Terracotta uses integration modules for plugging in technologies that they don't own.  Integration modules for Ehcache and Quartz were available for about a year before they were acquired.  Ehcache and Quartz were a little harder to use with just the integration module.  Ehcache, for example, required more bytecode manipulation because Terracotta was hooking in to memory.  Now that Terracotta owns Quartz, they have refactored the integration to make it more efficient and easier to use with the Terracotta platform.

The Terracotta 3.2 is another big step for the company's offerings.  A few months ago, Terracotta CTO Ari Zilka told DZone that Terracotta 3.1.1 was already 3 to 10 times faster than everyone, and Terracotta 3.2 would be 4 times faster than 3.1.1.  Most of the improvements to Terracotta's platform are internal, "down in the guts," improvements, Hartley says.  Terracotta 3.2 can now handle larger datasets and utilize CPU and memory more efficiently.  Zilka said that 3.2 users are getting 30-50% percent more throughput almost immediately.

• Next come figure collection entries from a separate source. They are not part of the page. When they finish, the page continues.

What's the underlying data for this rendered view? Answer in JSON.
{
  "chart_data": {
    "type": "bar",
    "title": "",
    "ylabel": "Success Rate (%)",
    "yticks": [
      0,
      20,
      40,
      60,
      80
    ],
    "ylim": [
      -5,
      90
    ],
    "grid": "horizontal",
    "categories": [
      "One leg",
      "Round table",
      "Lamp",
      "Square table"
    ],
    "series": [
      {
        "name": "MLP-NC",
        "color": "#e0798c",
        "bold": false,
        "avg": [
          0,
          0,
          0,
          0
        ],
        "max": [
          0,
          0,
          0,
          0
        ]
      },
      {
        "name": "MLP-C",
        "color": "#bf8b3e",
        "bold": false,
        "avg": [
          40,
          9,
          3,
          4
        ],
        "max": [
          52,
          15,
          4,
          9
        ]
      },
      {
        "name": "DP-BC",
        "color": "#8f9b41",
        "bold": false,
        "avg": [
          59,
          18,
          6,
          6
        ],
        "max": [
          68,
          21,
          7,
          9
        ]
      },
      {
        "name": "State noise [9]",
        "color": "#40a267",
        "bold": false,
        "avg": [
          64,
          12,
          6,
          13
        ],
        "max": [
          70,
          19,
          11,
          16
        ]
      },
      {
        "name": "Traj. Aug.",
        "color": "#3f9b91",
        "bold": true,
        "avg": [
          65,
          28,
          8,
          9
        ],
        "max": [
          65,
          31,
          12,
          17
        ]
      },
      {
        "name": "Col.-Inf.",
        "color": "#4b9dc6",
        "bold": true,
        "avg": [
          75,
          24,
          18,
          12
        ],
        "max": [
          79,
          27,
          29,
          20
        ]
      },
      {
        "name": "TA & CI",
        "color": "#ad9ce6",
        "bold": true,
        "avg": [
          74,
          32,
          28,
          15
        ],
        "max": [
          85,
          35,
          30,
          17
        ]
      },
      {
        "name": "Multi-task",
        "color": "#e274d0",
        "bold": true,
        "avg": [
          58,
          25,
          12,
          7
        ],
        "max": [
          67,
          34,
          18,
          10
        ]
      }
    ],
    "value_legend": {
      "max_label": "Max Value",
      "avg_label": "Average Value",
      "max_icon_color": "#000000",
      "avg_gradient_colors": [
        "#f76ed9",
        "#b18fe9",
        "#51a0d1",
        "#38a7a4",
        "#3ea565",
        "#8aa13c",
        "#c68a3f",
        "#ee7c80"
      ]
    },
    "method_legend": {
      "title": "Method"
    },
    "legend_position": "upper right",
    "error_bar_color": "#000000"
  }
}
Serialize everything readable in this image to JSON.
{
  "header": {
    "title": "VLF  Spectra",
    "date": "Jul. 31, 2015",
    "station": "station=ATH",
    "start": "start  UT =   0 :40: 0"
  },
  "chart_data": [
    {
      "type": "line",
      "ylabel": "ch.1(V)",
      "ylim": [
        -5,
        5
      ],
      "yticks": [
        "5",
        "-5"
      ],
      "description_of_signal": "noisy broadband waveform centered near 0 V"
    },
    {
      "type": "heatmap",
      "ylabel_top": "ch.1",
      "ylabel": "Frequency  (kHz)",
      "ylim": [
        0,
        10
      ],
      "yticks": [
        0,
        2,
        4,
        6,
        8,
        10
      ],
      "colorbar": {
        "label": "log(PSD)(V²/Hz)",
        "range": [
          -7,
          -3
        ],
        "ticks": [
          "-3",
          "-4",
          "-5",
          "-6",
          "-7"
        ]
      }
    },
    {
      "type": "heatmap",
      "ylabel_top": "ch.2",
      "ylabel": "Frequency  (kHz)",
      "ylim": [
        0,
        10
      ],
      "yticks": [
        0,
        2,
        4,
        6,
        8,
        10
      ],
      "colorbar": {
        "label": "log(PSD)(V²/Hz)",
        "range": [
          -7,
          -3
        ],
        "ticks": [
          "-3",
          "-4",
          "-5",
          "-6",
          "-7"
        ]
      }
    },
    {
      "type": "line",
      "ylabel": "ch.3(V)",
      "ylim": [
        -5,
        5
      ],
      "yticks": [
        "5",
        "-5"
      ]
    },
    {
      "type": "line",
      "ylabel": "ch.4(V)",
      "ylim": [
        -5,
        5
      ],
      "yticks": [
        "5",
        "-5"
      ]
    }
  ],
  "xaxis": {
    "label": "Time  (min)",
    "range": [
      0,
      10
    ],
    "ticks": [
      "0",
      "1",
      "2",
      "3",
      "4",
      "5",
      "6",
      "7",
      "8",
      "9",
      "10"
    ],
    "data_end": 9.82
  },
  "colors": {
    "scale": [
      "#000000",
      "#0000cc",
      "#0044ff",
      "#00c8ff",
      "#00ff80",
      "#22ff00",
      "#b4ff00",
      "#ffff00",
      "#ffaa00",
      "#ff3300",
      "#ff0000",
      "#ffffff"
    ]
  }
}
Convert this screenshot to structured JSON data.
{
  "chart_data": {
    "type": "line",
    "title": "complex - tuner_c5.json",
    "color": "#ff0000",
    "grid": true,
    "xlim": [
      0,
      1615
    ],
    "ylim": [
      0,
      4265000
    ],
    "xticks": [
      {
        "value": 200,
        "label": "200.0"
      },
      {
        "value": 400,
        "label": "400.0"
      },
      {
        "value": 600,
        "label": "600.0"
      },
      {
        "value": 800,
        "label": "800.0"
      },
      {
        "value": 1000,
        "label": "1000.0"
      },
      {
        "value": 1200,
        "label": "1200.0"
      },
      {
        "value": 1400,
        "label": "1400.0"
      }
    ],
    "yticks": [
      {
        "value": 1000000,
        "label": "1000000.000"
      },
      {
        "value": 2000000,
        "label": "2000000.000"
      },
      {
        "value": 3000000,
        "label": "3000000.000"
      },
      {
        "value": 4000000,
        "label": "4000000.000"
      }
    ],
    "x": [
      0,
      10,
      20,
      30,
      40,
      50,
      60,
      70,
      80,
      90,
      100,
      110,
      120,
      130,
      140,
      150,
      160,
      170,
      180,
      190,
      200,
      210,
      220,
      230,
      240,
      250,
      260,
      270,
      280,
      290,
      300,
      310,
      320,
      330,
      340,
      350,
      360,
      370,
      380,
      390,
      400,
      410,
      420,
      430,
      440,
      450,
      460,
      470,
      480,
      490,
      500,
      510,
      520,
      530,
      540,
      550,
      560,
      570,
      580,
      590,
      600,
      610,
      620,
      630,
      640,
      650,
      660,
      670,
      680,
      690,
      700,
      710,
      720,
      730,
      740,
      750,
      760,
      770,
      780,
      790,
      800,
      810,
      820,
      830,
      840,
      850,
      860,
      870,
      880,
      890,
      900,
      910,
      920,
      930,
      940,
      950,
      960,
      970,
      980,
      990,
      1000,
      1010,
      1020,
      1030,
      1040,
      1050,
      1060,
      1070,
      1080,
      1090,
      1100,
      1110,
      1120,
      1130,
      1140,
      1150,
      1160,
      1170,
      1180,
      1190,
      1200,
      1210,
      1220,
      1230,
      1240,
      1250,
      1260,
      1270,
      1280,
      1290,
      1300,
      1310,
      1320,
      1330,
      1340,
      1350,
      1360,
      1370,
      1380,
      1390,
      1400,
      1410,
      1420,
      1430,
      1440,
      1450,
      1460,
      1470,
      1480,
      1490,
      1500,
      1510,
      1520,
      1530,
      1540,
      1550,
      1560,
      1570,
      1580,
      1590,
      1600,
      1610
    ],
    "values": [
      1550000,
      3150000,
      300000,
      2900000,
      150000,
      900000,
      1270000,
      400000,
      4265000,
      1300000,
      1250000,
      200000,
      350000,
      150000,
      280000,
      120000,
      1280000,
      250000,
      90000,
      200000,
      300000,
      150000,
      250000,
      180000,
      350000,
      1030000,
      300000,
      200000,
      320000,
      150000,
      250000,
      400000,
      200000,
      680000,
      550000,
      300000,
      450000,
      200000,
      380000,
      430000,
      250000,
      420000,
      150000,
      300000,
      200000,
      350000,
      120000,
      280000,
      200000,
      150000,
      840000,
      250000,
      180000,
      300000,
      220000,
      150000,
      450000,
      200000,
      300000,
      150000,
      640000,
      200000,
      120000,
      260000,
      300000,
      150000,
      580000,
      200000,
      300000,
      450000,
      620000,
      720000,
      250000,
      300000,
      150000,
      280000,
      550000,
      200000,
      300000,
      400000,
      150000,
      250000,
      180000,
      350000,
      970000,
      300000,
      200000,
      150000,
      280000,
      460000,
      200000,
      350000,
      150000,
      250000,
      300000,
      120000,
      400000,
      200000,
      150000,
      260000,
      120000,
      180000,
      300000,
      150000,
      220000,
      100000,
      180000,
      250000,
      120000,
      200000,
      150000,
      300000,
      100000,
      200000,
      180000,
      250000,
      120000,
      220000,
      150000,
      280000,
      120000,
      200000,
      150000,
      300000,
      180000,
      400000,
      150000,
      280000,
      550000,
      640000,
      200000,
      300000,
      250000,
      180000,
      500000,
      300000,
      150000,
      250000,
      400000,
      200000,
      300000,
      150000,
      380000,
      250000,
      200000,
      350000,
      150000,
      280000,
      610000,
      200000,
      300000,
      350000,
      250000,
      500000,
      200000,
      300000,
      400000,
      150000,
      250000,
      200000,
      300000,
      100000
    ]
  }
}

Terracotta's platform is more aligned with application tier rather than the database tier, Hartley said.  "I think as more and more people get into clouds, this will be more important because they'll start realizing that the database is potentially a big impediment to scalability," said Hartley.  "Databases don't lend themselves well to horizontal scalability."

Terracotta's products, including Ehcache and Quartz are, are available, fully-featured, in open source for commercial use.  Terracotta's commercial offerings include 24/7 support, legal indemnification, certified software updates, and enterprise features.